= Kwame Pianim =

Ghanaian economist

Andrews Kwame Pianim is a Ghanaian economist and investment consultant. After ten years as a political prisoner, he made a 1996 bid to run for the presidency of Ghana on the ticket of the NPP but was disqualified by a Supreme Court decision.

==Early life and family==
Pianim attended Achimota School for his secondary education. He received a B.A. Double Honours in Economics and Political Science from the University of New Brunswick, Canada (1963) and M.A. in economics from Yale University (1964), USA.

Pianim married a Dutch woman named Cornelia Pianim. Their youngest son Elkin Kwesi Pianim (born 1970), a Vassar College trained corporate financier, was married to media heiress Elisabeth Murdoch; Kwame Pianim has two grandchildren in common with Rupert Murdoch, namely Cornelia and Anna Pianim.

==Economic and finance career==
As an economist, his philosophy is multi-dimensional, but a consistent theme has been the essential incompatibility between the economic agenda of poor nations, or what ought to be their economic agenda, and the priorities of the Bretton Woods system.

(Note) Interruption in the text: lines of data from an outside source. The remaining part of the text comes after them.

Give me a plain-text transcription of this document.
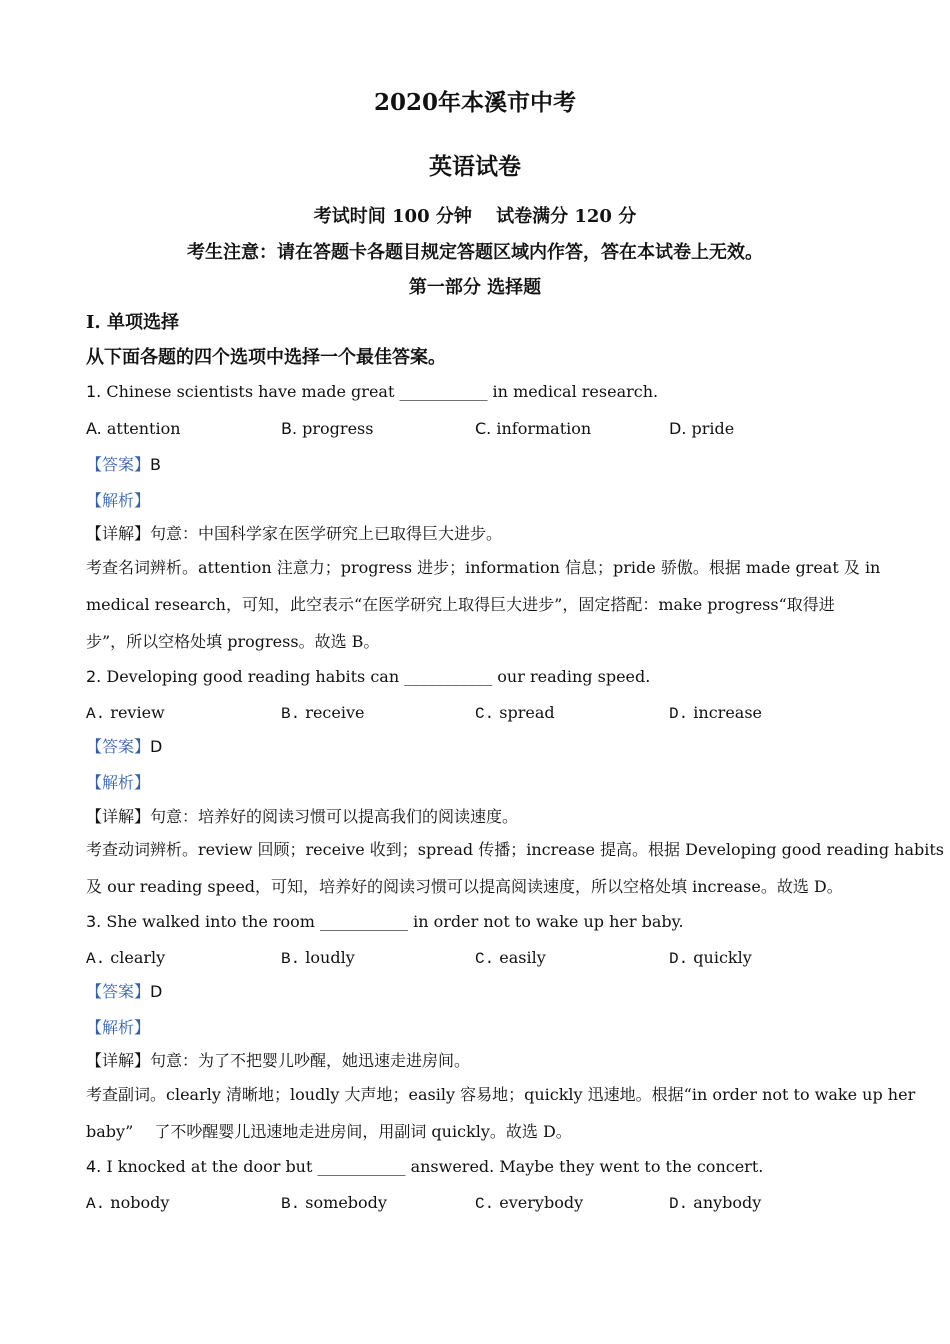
2020年本溪市中考
英语试卷
考试时间 100 分钟　 试卷满分 120 分
考生注意：请在答题卡各题目规定答题区域内作答，答在本试卷上无效。
第一部分 选择题
I. 单项选择
从下面各题的四个选项中选择一个最佳答案。
1. Chinese scientists have made great ___________ in medical research.
A. attention	B. progress	C. information	D. pride
【答案】B
【解析】
【详解】句意：中国科学家在医学研究上已取得巨大进步。
考查名词辨析。attention 注意力；progress 进步；information 信息；pride 骄傲。根据 made great 及 in
medical research，可知，此空表示“在医学研究上取得巨大进步”，固定搭配：make progress“取得进
步”，所以空格处填 progress。故选 B。
2. Developing good reading habits can ___________ our reading speed.
A. review	B. receive	C. spread	D. increase
【答案】D
【解析】
【详解】句意：培养好的阅读习惯可以提高我们的阅读速度。
考查动词辨析。review 回顾；receive 收到；spread 传播；increase 提高。根据 Developing good reading habits
及 our reading speed，可知，培养好的阅读习惯可以提高阅读速度，所以空格处填 increase。故选 D。
3. She walked into the room ___________ in order not to wake up her baby.
A. clearly	B. loudly	C. easily	D. quickly
【答案】D
【解析】
【详解】句意：为了不把婴儿吵醒，她迅速走进房间。
考查副词。clearly 清晰地；loudly 大声地；easily 容易地；quickly 迅速地。根据“in order not to wake up her
baby”　 了不吵醒婴儿迅速地走进房间，用副词 quickly。故选 D。
4. I knocked at the door but ___________ answered. Maybe they went to the concert.
A. nobody	B. somebody	C. everybody	D. anybody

Pianim was chairman of the board at UBA Ghana from the bank's inception in Ghana in 2004 till 2014. He has been chairman of the board at Bayport Financial Services since 2002 and has also chaired the boards of Airtel Communications Ghana and e-Tranzact. He has also been school board chair at Ghana International School.

==Politics==
He was arrested with a group of soldiers including Sgt. Akata Pore on 23 November 1982 following the capture of part of Gondar Barracks, Burma Camp in an apparent abortive coup attempt.

His attempts to contest the 1996 presidential elections on the ticket of the centre-right New Patriotic Party were scuppered when the Supreme Court ruled to uphold a controversial law preventing individuals convicted of treasonous acts from holding public office, even if such acts were committed during periods of unconstitutional rule.

Following the Court's decision, he resigned from politics to focus on private activities within the realm of development economics.

Following an economic crisis in Ghana under the presidency of Nana Addo Dankwa Akufo-Addo, he voiced his concerns about the direction of government activities in July 2023.

==Recent activities==
In 2001, he was appointed the chairman of the Public Utility Regulation Council (PURC) of Ghana, a high-level commission tasked with the responsibility of overseeing and regulating electricity and water utilities. He resigned in December 2007 as a result of differences with the then ruling NPP government of John A. Kufuor. He is the President of Old Achimotans Association.